Doctors and nurses will begin treating patients in the new facility June 13. The public is invited to tour the $83 million hospital expansion, which includes a new intensive care unit, at a community open house from 1 to 4 p.m. Saturday.
The new structure, built along Lorain Road, is the West Park hospital’s largest construction project ever, said Jan Murphy, the institution’s president.
Murphy has readily acknowledged that the existing emergency department is not up to handling the health care demands of the community. The current ER was designed to care for around 36,000 patients annually; in recent years around 70,000 have passed through its doors, she said.
At times, patients experienced long waits of several hours. Some had to be seen in beds placed in the hallways of the department.
But that is all about to change. The new emergency department will have a total of 55 beds, all in rooms that can be enclosed with sliding glass doors, allowing for more privacy and a quieter atmosphere for the patient.
Each ER room has its own computer, on which staff can access medical records or show a patient an X-ray. The department will have its own X-ray and CT scanners to provide ER patients with quicker results.
Within the first-floor emergency department is a dedicated pediatric section, with a separate staff of doctors and nurses trained to treat children.

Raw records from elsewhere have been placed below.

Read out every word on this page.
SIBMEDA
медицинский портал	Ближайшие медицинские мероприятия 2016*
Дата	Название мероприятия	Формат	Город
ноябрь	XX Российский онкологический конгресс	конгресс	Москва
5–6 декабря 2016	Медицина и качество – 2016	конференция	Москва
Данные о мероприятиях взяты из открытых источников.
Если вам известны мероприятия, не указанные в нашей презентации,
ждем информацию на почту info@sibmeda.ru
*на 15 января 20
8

Two pediatric nursing stations will monitor the 16 beds dedicated to the youngest patients.
Not only is the emergency department larger, the patient rooms more spacious, but even the elevators are larger, and therefore called megavators, to more easily move patients and equipment.
Fairview Hospital offers the only Level II trauma center on the city’s West Side. Two trauma rooms have been located just inside the ambulance bay, allowing for the quickest possible treatment of critically injured patients.
“They are very well-prepared to take care of anything that comes our way,” Murphy said of the ER’s staff.
Communications among staff members will also be easier, thanks to the their use of Vocera badges, “Star Trek” communicator-like devices that allow for wireless voice conversations to take place between care providers in different parts of the building.
All employees who work in the ER, from doctors and nurses to the housekeeping staff, had input on the design of the new facility, said Murphy and John A. Taturi, M.D., the hospital’s chief of staff.
Quick treatment rooms, intended for persons with less critical illnesses or injuries, have been located next to the triage room, which is near the separate entrance for walk-in patients.
“It’s all about being as efficient as possible,” Taturi said of the emergency department’s design.
Taturi said the new ER’s features will enable the staff to provide care that is “much more positive and much more private.” The result will be better care for the patient, who will have a better experience, he added.
The 38 beds in the new second-floor intensive care unit are private rooms designed similarly to those in the ER but include a toilet. This allows for better infection control, Taturi said. The ICU rooms also feature special lighting designed to reinforce a patient’s circadian rhythm. The lighting can help reduce instances of ICU psychosis, a condition in which a patient experiences disorientation or delirium, said Taturi and James Mark, M.D., the emergency department’s medical director.
The expansion of the emergency department and intensive care unit will bring additional employees to Fairview Hospital. Taturi said an additional physician will begin working there in July, with two more coming next summer. Deborah Small, the hospital’s chief nursing officer, said additional nurses and other health care workers are being hired and will be phased in over time.